Randomly oriented ectodermal muscle processes in the larger budding area. (A) Schematic showing the perspective of the observer on the plane of the epithelium along an outside-inside direction. Confocal projection for B-D starts directly below the apical septate junctions of ectodermal epithelial cells and extends towards the basal end of endodermal epithelial cells including their muscle layer. Samples were stained with Alexa Fluor 488 Phalloidin. (B) Confocal projection of a stage 2-3 bud and the surrounding tissue showing a large number of muscle processes bent or randomly oriented.

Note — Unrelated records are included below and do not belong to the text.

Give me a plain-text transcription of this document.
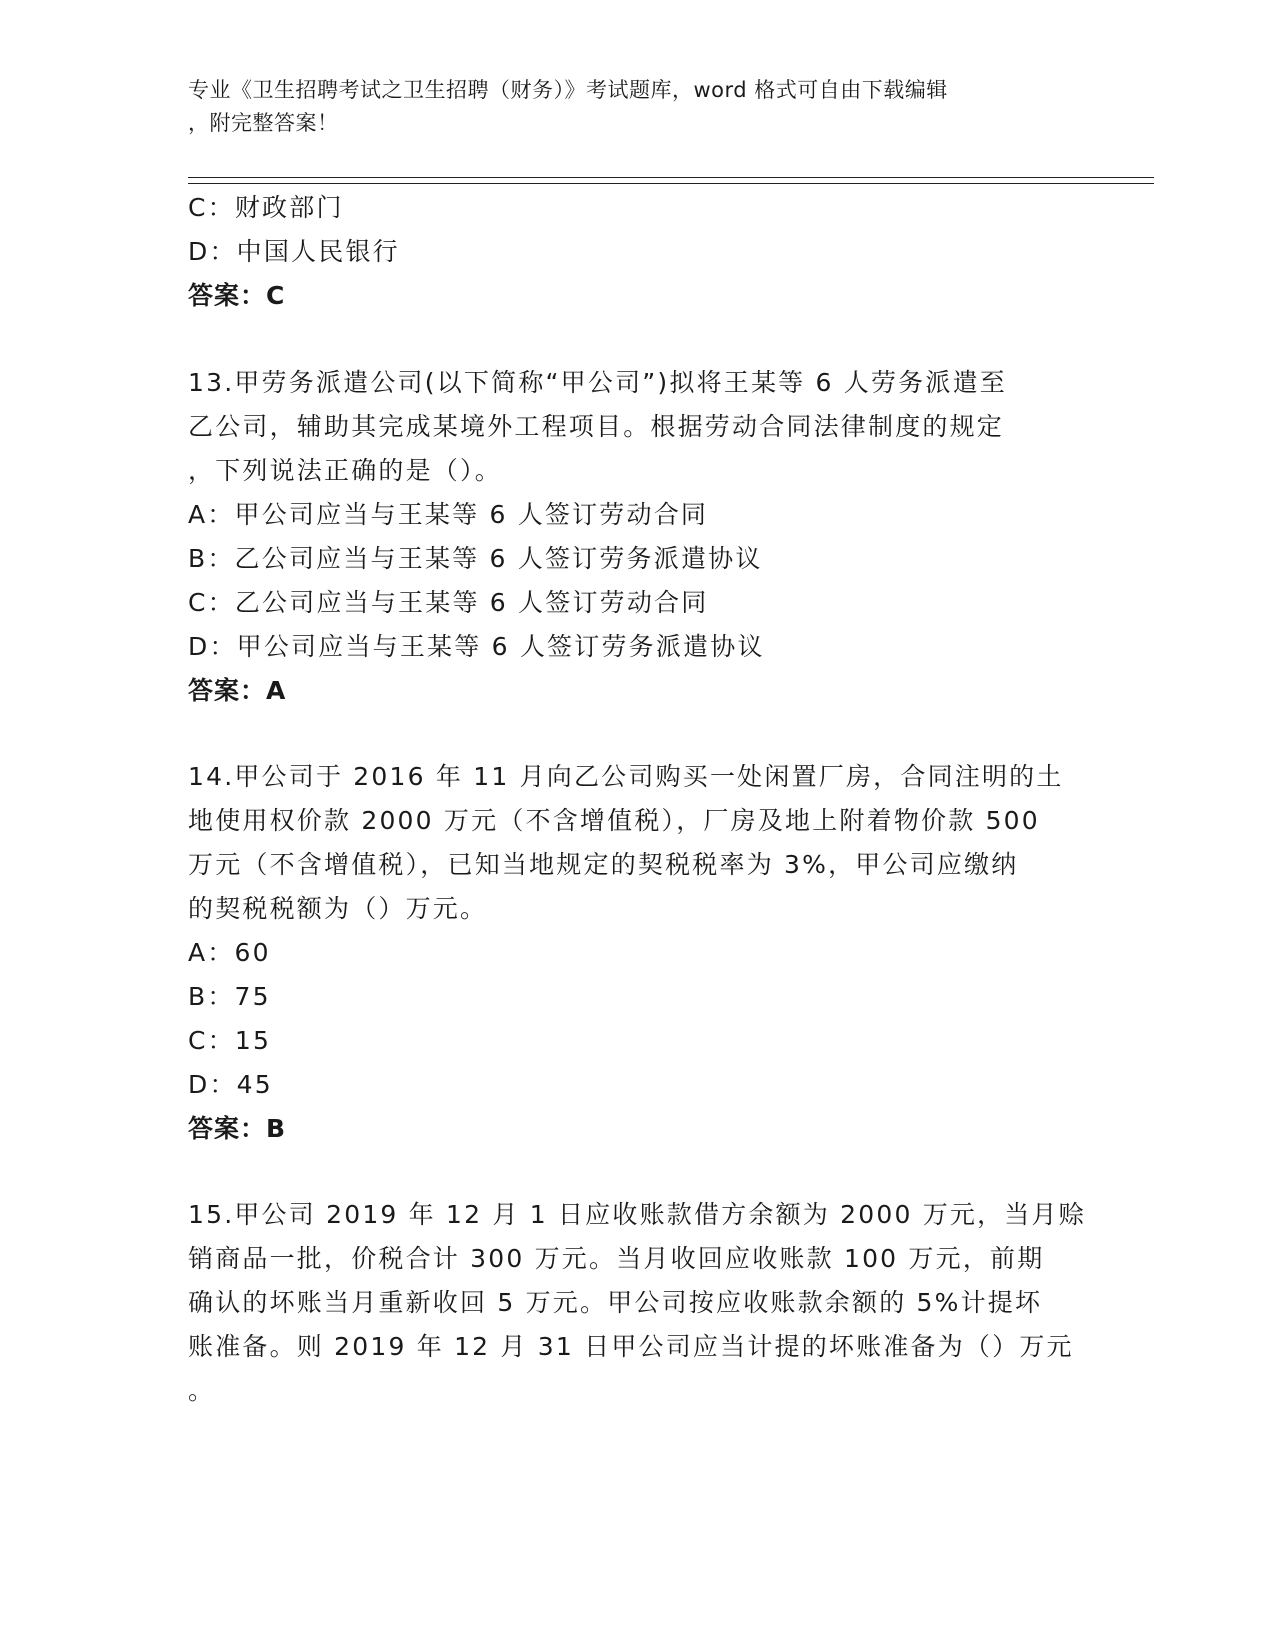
专业《卫生招聘考试之卫生招聘（财务）》考试题库，word 格式可自由下载编辑
，附完整答案！
C：财政部门
D：中国人民银行
答案：C
13.甲劳务派遣公司(以下简称“甲公司”)拟将王某等 6 人劳务派遣至
乙公司，辅助其完成某境外工程项目。根据劳动合同法律制度的规定
，下列说法正确的是（）。
A：甲公司应当与王某等 6 人签订劳动合同
B：乙公司应当与王某等 6 人签订劳务派遣协议
C：乙公司应当与王某等 6 人签订劳动合同
D：甲公司应当与王某等 6 人签订劳务派遣协议
答案：A
14.甲公司于 2016 年 11 月向乙公司购买一处闲置厂房，合同注明的土
地使用权价款 2000 万元（不含增值税），厂房及地上附着物价款 500
万元（不含增值税），已知当地规定的契税税率为 3%，甲公司应缴纳
的契税税额为（）万元。
A：60
B：75
C：15
D：45
答案：B
15.甲公司 2019 年 12 月 1 日应收账款借方余额为 2000 万元，当月赊
销商品一批，价税合计 300 万元。当月收回应收账款 100 万元，前期
确认的坏账当月重新收回 5 万元。甲公司按应收账款余额的 5%计提坏
账准备。则 2019 年 12 月 31 日甲公司应当计提的坏账准备为（）万元
。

X marks the centre of evagination; the dotted circle indicates the bud-parent border. (C) Magnified view as indicated in B. (D) Regular arrangement of muscle processes in unevaginated control tissue from the mid-gastric region. (E-H) Short interval live tracking of an individual ectodermal epithelial cell during tissue recruitment shows dynamic remodelling of its actin fibers. Scale bars: 100 µm in B; 20 µm in C and D; 100 µm in E-H.

Fig. 8.

Actin-based processes involved in bud morphogenesis. (A) Bending. Circular arrangement and contractile activity of basal muscle processes in a group of endodermal epithelial cells may participate in initiating tissue bending. The blue line in the lower scheme represents the mesoglea, and the ectodermal layer is not shown. The confocal image on a stage 2 bud is taken from Philipp et al. (2009) with permission from PNAS. (B) Tissue recruitment. Movement of epithelial cells towards the centre of evagination during bud elongation and tissue recruitment involves apical junction remodelling and retraction, re-polarization and re-attachment onto the mesoglea of basal muscle processes.